Zhao WQ, Ravindranath L, Mohamed AS, Zohar O, Chen GH, Lyketsos CG, Etcheberrigaray R, Alkon DL. · Laboratory of Adaptive Systems, National Institute of Neurological Disorder and Stroke, National Institutes of Health, Bethesda, Maryland 20892, USA. · Neurobiol Dis. · Pubmed #12460556 No free full text.

Abstract: Mitogen-activated protein kinases (such as Erk1/2) regulate phosphorylation of the microtubule-associated protein tau and processing of the amyloid protein beta, both events critical to the pathophysiology of Alzheimer's disease (AD). Here we report that enhanced and prolonged Erk1/2 phosphorylation in response to bradykinin (BK) was detected in fibroblasts of both familial and sporadic AD, but not age-matched controls (AC). The AD-associated abnormality in Erk1/2 phosphorylation was not seen in fibroblasts from Huntington's disease patients with dementia. The elevation of Erk1/2 phosphorylation occurred immediately after BK stimulation and required an IP3-sensitive Ca(2+) release as well as activation of PKC and c-src as upstream events. Treatment of cells with the PI-3 kinase blocker LY924002 partially inhibited the BK-stimulated Erk1/2 phosphorylation in AC, but had no effect in AD cells, suggesting that the BK-induced Erk1/2 phosphorylation in AD cells is independent of PI-3 kinase. Activation of the cAMP-responsive element binding protein (CREB) monitored as an increase in phosphorylation at Ser-133 was also observed after BK stimulation. Unlike the AD-specific differences for Erk1/2, however, the BK-stimulated CREB phosphorylation was not different between AC and AD cells. Abnormal Erk1/2 activities may alter downstream cellular processes such as gene transcription, amyloid precursor protein processing, and tau protein phosphorylation, which contribute to the pathogenesis of AD. Moreover, detection of AD-specific differences in MAP kinase in peripheral tissues may provide an efficient means for early diagnosis of AD as well as help us to identify therapeutic targets for drug discovery.
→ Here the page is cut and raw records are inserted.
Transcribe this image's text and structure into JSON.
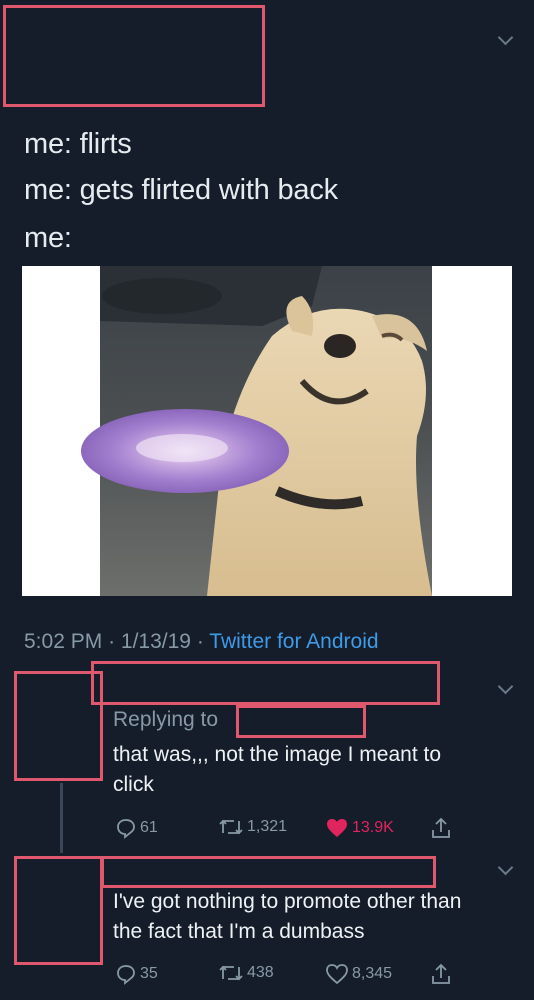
{
  "tweet": {
    "lines": [
      "me: flirts",
      "me: gets flirted with back",
      "me:"
    ],
    "time": "5:02 PM",
    "sep1": "·",
    "date": "1/13/19",
    "sep2": "·",
    "source": "Twitter for Android"
  },
  "replies": [
    {
      "replying_label": "Replying to",
      "text_lines": [
        "that was,,, not the image I meant to",
        "click"
      ],
      "comments": "61",
      "retweets": "1,321",
      "likes": "13.9K",
      "liked": true
    },
    {
      "text_lines": [
        "I've got nothing to promote other than",
        "the fact that I'm a dumbass"
      ],
      "comments": "35",
      "retweets": "438",
      "likes": "8,345",
      "liked": false
    }
  ],
  "colors": {
    "background": "#141d29",
    "redaction": "#e0586d",
    "link": "#3f9ae8",
    "like": "#e0245e",
    "muted": "#8899a6"
  }
}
Elbaum D, Brzyska M, Bacia A, Alkon DL. · Laboratory of Biophysical Methods, Nencki Institute of Experimental Biology, Warsaw, Poland. · Biochem Biophys Res Commun. · Pubmed #10673360 No free full text.

Abstract: Alzheimer disease (AD) is a heterogeneous disorder with a variety of molecular pathologies converging predominantly on abnormal amyloid deposition particularly in the brain. beta-Amyloid aggregation into senile plaques is one of the pathological hallmarks of AD. beta-Amyloid is generated by a proteolytic cleavage of a large membrane protein, amyloid precursor protein (APP). We have observed a new property of beta-amyloid. The amyloid 1-42 beta fragment, when aggregated, possesses proteolytic and esterase-like activity, in vitro. Three independent methods were used to test the new property of beta-amyloid. While esterase activity involves imidazole catalysis, proteolytic activity is consistent with participation of a serine peptidase triad: catalytic Ser, His and Glu (or Asp). Although the amino acid triad is a necessary requirement for the protease reactivity, it is not sufficient since the secondary structure of the protein significantly contributes to the proteolytic activity. The ability of beta-amyloid to cleave peptide or ester bonds could be thus responsible for either inactivation of other proteins and/or APP proteolysis itself. This property may be responsible for early pathogenesis of AD since there is emerging evidence that non-plaque amyloid is elevated in Alzheimer patients.